Starting off the record with the subdued “Safe Guy,” the album is centered around the emotions of guitarist and lead vocalist Steve Harlett (formerly of the Indie Rock band, Ovlov) during a difficult break-up. The emotions he carries through the record are fairly somber and difficult to process, much like a relationship feels like. He is able to encapsulate the wide range of thoughts that enter our minds when a friendship or relationship ends and our worlds are suddenly left spinning.
The band, which is rounded out by guitarist Mike Hammond, bassist Alex Molini and drummer/vocalist Jordyn Blakely, are a very tight unit and you can tell that they are in-tune with each other. Their unique parts that they bring into their songs are cohesive and don’t feel like they are being forced. This is particularly true on songs such as, “Mosquiter,” where drummer Blakely gets the beat rocking early and often, while the dual-guitar attack of Hammond and Harlett play nicely off each other. Molini’s driving bass line makes this a perfect choice for the first single for a record that has some nice moments to pluck from. The song is the one I would start with as a true introduction to newer listeners of Stove’s work.
“Duckling Fantasy” features the breathy vocals of drummer/vocalist Jordyn Blakely, and serves as a nice change of pace in the early stages of the fuzzy guitar rock sound that the band was likely going for.

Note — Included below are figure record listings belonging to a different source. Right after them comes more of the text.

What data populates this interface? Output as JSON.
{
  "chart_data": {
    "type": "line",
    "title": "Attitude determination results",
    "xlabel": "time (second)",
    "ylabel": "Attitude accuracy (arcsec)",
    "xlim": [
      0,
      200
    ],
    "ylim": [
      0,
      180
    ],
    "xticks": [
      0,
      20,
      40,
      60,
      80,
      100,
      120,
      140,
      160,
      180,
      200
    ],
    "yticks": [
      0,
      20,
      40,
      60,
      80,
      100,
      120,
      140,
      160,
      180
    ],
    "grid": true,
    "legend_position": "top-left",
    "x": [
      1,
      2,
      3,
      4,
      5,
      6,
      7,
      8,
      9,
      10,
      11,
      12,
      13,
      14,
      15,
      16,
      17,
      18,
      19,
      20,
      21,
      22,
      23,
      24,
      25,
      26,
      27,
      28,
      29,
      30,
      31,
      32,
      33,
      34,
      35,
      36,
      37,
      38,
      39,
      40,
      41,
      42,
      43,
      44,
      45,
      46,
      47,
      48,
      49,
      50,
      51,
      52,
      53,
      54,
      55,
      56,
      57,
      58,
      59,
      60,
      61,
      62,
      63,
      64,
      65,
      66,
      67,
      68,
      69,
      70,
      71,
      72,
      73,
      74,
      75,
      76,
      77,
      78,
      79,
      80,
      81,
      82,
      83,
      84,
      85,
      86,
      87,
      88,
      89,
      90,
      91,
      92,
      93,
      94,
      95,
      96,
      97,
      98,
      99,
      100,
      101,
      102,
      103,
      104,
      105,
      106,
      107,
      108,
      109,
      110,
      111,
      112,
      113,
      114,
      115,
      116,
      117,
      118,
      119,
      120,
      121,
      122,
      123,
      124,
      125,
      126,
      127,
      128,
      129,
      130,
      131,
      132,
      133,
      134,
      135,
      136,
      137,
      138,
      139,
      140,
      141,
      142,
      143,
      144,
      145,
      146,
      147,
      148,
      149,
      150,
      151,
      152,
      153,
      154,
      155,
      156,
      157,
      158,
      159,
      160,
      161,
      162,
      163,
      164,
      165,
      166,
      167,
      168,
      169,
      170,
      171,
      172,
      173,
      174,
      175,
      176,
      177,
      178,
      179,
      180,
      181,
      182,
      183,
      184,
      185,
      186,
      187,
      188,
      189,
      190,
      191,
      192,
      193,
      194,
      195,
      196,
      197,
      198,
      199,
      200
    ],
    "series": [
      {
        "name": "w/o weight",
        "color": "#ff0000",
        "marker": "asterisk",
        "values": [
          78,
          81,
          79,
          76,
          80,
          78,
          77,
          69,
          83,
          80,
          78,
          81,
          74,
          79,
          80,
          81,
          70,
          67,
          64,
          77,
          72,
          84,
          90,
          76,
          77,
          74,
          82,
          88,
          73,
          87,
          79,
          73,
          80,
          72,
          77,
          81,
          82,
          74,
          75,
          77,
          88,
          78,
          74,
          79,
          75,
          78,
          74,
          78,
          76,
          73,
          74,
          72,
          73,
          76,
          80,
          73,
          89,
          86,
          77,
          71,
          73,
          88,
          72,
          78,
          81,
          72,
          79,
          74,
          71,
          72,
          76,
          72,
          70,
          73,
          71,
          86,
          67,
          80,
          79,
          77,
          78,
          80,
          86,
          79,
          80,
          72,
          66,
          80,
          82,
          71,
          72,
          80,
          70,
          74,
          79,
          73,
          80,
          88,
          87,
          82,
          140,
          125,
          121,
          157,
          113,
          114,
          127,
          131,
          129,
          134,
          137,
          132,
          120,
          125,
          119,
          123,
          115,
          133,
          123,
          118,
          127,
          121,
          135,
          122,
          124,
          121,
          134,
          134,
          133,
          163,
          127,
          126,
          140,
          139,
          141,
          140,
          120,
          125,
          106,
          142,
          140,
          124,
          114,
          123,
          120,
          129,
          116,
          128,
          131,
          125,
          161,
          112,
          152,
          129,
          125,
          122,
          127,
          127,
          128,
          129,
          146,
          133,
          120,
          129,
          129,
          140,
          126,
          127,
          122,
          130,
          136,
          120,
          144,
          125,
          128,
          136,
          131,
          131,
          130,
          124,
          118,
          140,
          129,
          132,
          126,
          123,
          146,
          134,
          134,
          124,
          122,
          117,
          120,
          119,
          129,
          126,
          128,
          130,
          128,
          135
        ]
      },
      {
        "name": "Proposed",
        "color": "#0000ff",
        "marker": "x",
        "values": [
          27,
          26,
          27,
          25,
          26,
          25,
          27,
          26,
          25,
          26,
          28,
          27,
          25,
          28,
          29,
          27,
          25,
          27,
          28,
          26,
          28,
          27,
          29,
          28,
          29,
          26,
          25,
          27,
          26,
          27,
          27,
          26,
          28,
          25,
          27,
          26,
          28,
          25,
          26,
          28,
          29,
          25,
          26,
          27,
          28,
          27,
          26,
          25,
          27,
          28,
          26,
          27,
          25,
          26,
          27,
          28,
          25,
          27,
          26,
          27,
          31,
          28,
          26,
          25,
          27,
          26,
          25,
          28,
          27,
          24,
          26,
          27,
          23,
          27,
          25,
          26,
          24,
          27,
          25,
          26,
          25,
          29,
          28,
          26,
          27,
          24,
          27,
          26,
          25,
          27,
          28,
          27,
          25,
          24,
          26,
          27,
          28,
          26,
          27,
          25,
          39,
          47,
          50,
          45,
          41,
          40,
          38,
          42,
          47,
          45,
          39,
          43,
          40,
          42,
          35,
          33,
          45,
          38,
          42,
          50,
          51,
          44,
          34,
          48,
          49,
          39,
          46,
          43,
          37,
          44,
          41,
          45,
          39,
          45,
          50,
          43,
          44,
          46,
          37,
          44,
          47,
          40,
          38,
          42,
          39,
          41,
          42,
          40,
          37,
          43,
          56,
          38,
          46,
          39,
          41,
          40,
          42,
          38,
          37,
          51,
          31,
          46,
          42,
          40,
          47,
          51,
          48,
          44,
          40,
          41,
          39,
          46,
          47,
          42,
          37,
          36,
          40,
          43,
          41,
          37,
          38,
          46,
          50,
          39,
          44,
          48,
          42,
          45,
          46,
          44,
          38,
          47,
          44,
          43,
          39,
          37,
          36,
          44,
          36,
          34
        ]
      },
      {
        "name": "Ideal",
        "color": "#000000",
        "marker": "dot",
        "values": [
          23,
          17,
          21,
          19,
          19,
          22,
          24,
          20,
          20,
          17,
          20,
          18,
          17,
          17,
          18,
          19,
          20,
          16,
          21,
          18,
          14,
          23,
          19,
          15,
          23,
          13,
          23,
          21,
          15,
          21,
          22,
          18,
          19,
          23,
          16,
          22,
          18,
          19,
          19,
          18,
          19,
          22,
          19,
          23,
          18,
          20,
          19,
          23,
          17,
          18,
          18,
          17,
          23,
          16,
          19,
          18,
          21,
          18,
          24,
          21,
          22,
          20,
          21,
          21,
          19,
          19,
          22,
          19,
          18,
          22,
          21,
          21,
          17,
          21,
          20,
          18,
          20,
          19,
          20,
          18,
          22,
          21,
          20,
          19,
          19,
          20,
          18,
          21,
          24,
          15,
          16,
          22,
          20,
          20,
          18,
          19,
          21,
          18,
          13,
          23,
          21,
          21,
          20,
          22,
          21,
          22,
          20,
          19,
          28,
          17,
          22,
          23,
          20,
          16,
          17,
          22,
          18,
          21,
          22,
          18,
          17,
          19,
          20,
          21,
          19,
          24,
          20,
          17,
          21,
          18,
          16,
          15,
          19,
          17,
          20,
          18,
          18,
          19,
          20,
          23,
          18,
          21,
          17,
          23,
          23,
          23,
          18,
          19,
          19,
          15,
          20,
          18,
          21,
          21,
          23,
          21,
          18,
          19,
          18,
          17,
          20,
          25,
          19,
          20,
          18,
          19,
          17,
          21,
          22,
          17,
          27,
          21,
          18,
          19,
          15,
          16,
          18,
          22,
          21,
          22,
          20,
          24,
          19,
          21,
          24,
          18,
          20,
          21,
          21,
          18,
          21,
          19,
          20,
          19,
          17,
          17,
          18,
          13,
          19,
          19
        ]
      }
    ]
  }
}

Other standout tracks that I kept coming back to were the acoustic-driven build-ups in “Animortal,” and the solid riffs and breakneck beats of “Stiff Bones.” The last track, “Annoying Guy,” features a beautiful piano introduction, only to break aggressively into a wall of guitars and noise. It’s on moments like these that I see the potential in this group, and hope they continue to build off of their work here.
Overall, this band is very close to hitting their home run of a record. Maybe the timing of Harlett’s break-up affected the mood and the direction of the LP, and it didn’t resonate as much with me at this time in my life. However, this is an artist that I feel definitely should be kept an eye on, as they are not that far off from making a significant impact on the Indie Rock scene. This is one of those records that I had a tough time absorbing, but I feel it has several redeeming qualities about its sound and themes that may be one that I revisit at a different time.